The Director General replied that the companies involved would include profit and not-for-profit organisations as well as trusts. It would include anyone who is willing to help.
Dr E Jassat (ANC) referred to a recent case where a child had been assumed to be retarded due to lack of academic progress. However, it was subsequently discovered that the child was in fact poorly sighted. An NGO in America has offered to donate an instrument with which it will be possible to test eyesight even in the most remote rural areas.
The Director General noted that the same problem is experienced with hearing disorders. As a result there is a pilot project to determine the extent of hearing disorders in the North West.
Dr Jassat referred to a paper by Dr Schultz on how to improve Human Resources planning. He suggested that the Committee engage with the doctor on this issue.
The Director General said that the Department would do this. Mr Mabope, Special Advisor to the Minister, stated that he had received an e-mail from her and would respond to it.
Ms C Dudley (ACDP) asked what has been done to ensure the availability of the drug Nevirapine.
The Director General responded that the registration of the drug has not yet been completed as new questions have emerged from the Medicines Control Council (MCC).
Ms Dudley also asked if the Department was considering the use of mosquito nets in the prevention of malaria.
Dr Ntsaluba replied that the pros and cons of using these are being investigated.
Ms Dudley wanted to hear more about what is being done about the issue of medical waste.
The Director General stated that the Department of Environmental Affairs and Tourism would publish the draft regulations later this year for public comment.
Ms F Marshoff (ANC) asked what was happening with the Cuban doctors’ project. She asked whether there was still a need for them and if agreements between the two governments had been renewed.

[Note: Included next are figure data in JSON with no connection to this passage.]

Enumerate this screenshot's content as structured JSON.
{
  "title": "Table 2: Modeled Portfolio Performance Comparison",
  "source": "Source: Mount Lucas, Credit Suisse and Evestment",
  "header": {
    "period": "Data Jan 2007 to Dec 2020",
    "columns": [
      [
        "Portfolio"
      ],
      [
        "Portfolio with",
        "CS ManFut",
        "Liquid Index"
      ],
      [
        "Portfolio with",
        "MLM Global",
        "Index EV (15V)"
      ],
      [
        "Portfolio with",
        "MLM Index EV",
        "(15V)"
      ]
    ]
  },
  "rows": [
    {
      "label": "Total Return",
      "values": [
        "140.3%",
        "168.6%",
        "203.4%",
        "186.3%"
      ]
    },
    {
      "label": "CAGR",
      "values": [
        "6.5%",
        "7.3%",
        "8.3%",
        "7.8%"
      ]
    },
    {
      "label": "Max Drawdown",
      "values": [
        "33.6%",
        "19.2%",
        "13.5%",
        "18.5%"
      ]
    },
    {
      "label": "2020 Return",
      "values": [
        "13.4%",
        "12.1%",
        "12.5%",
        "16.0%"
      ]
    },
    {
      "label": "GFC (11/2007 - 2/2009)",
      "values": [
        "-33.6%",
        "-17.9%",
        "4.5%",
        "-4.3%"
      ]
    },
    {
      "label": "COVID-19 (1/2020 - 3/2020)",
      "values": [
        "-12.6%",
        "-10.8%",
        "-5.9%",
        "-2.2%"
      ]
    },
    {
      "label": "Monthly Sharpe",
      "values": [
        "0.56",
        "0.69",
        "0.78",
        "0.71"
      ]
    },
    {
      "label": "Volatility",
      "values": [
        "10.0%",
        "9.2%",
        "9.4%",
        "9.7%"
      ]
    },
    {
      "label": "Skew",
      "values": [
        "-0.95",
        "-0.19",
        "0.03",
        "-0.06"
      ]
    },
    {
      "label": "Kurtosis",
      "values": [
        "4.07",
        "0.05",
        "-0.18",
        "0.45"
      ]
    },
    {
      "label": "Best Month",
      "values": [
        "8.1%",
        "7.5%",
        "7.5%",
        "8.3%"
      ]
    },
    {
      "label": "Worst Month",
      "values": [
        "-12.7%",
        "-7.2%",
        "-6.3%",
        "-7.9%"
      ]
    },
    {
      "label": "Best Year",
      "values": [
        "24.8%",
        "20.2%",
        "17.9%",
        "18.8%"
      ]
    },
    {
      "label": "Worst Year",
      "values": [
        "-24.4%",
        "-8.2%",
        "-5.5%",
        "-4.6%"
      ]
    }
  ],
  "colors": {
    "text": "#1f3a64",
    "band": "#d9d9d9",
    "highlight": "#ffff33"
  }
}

The Director General replied that these doctors are here in terms of a community service project. The Department has not reached the point where they can do without these doctors yet. Although there will be no significant increase in the number of the doctors brought in, they will replace those who leave by using other doctors from Cuba.
Ms Marshoff also asked how successful Batho Pele is in ensuring improved service delivery.
Mr R Mabope said that it would only be possible to answer this question once the results of the implementation of the Patients’ Rights Charter and the Quality Assurance Policy had been evaluated. The Department could then report back to the Committee.
Ms Marshoff asked if the conditional grant was a new grant or if it was locked into the Rehabilitation Grant.
Dr Ntsaluba replied that the Rehabilitation grant was not new. The focus however is on the Revitalisation Grant that is fairly new and encompasses the Hospital Rehabilitation Grant.
In answer to a query by Ms M Njobe (ANC) on immunisation statistics, the Director General stated that the target is to increase the immunisation figure to 80% by the end of 2004.
Mr M Ellis (DP) referred to the Minister’s comments on theft and corruption. He asked what is being done to prevent corruption before it occurs.
The Director General replied that in accordance with the Public Finance Management Act, all government institutions have to have anti-corruption measures in place by 30 March 2001. One of the pilot projects being implemented by the Department is a system of bar-codes.
The meeting had to be concluded due to time constraints. The Chair pointed out that members could submit written questions to which the Ministry and the Department would reply in writing.